Watercolor, happily, is not an issue at all with this paper. It can handle both water and paint with ease (especially on the cold pressed variant), and your pencil colors will add incredible depth and character to the artwork. However, while dealing with water and paint, make sure you don’t saturate the same surface over and over again when doing repeated washes.
Pros & Cons
Best Blending Techniques for Prismacolor pencils
1. Using a bristle brush to spread the colors
A medium brush can be used to smear the colors which you’ve already applied on the page. Spreading colors together ensures they’ll blend, and making them more dense will only increase the intensity – meanwhile, the concentrations which are thinner are going to be lighter. Thick papers need thicker brushes, and vice versa as a general rule of thumb.

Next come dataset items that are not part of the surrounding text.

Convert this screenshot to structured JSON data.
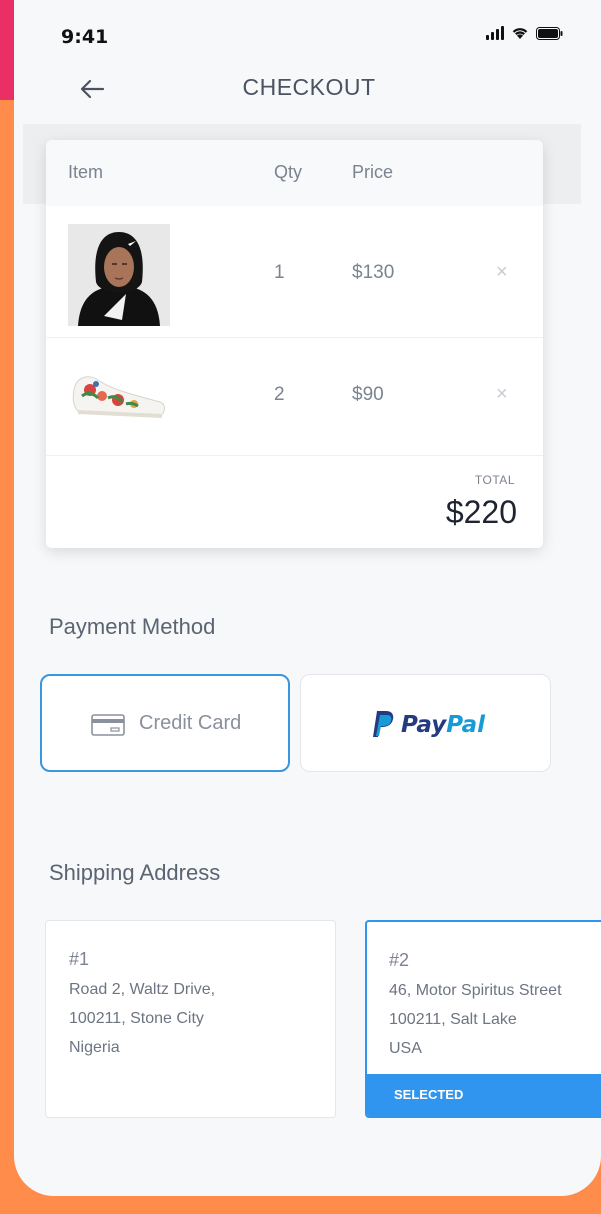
{
  "status_bar": {
    "time": "9:41"
  },
  "header": {
    "title": "CHECKOUT"
  },
  "cart": {
    "columns": {
      "item": "Item",
      "qty": "Qty",
      "price": "Price"
    },
    "rows": [
      {
        "qty": "1",
        "price": "$130"
      },
      {
        "qty": "2",
        "price": "$90"
      }
    ],
    "total_label": "TOTAL",
    "total_value": "$220"
  },
  "payment": {
    "title": "Payment Method",
    "credit_card_label": "Credit Card",
    "paypal_pay": "Pay",
    "paypal_pal": "Pal"
  },
  "shipping": {
    "title": "Shipping Address",
    "addresses": [
      {
        "number": "#1",
        "line1": "Road 2, Waltz Drive,",
        "line2": "100211, Stone City",
        "line3": "Nigeria"
      },
      {
        "number": "#2",
        "line1": "46, Motor Spiritus Street",
        "line2": "100211, Salt Lake",
        "line3": "USA",
        "badge": "SELECTED"
      }
    ]
  },
  "colors": {
    "background": "#ff8c4b",
    "accent_strip": "#ea2f66",
    "primary": "#2f95ee",
    "paypal_dark": "#253b80",
    "paypal_light": "#179bd7"
  }
}
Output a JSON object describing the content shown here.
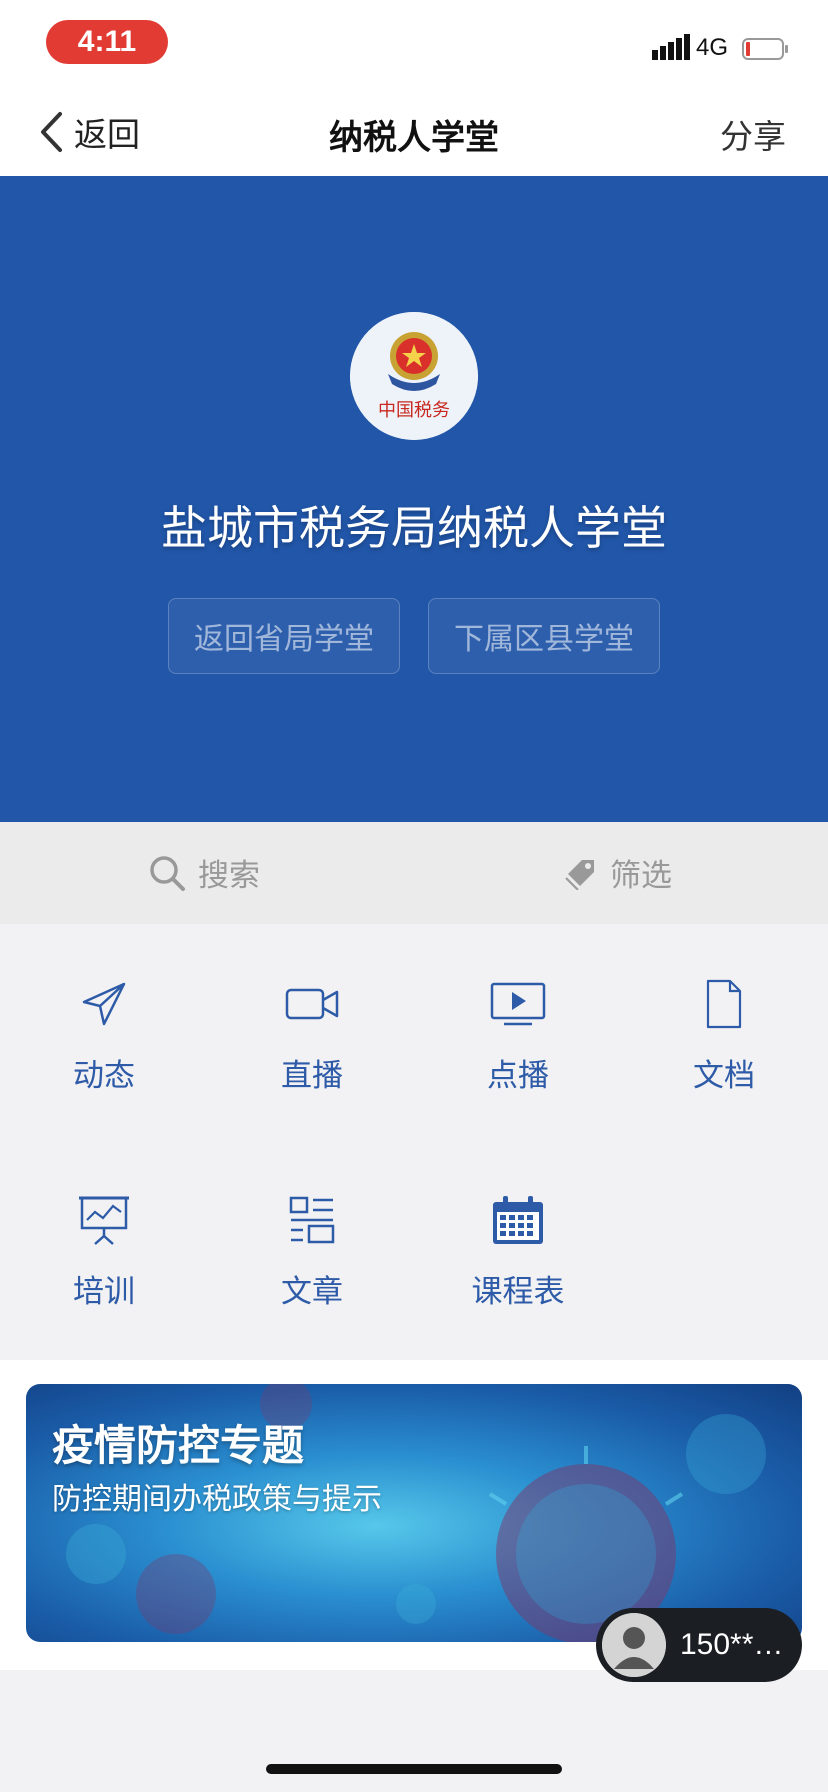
{
  "status_bar": {
    "time": "4:11",
    "network": "4G",
    "signal_icon": "signal-icon",
    "battery_icon": "battery-icon"
  },
  "nav": {
    "back_label": "返回",
    "title": "纳税人学堂",
    "share_label": "分享"
  },
  "hero": {
    "org_title": "盐城市税务局纳税人学堂",
    "buttons": [
      "返回省局学堂",
      "下属区县学堂"
    ],
    "background_color": "#2156a8",
    "logo_text": "中国税务"
  },
  "toolbar": {
    "search_label": "搜索",
    "filter_label": "筛选"
  },
  "grid": {
    "items": [
      {
        "label": "动态",
        "icon": "send-icon"
      },
      {
        "label": "直播",
        "icon": "video-camera-icon"
      },
      {
        "label": "点播",
        "icon": "play-screen-icon"
      },
      {
        "label": "文档",
        "icon": "document-icon"
      },
      {
        "label": "培训",
        "icon": "presentation-icon"
      },
      {
        "label": "文章",
        "icon": "article-icon"
      },
      {
        "label": "课程表",
        "icon": "calendar-icon"
      }
    ],
    "accent_color": "#2e5ba8"
  },
  "banner": {
    "title": "疫情防控专题",
    "subtitle": "防控期间办税政策与提示"
  },
  "user": {
    "name": "150**…"
  }
}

2. Layering your colors on top of each other
One of the tried and tested ways of mixing and blending colors is to layer colors on top of each other. Gradients can easily be formed if you end up layering darker and lighter colors alternatively. However, make sure you don’t put too much pressure when layering, since it’s a one-way process, and getting layers off is nigh-on impossible.
This technique works both for lightening up colors which end up darker than you intended them to, as well as for adding nuance to skin shades, sunsets, etc.
3. Blender Pencils
This might be the best solution here, but involves having to spend some more than you already have. These pencils are similar to regular pencils, but do not have any color whatsoever. The usage is simply by rubbing it on top of colors which you intend to blend – side to side rubbing is needed until you get your desired blending effect.
Caring for your Prismacolor Pencils
As you might have noticed, these pencils are not like regular pencils. They have much softer tips, and hence are very prone to getting broken or blunted accidentally. Hence, to make sure you get the best experience possible, keep them as protected as you can. Further, rough use or unintended drops lead to smudged up drawings and lead being wasted.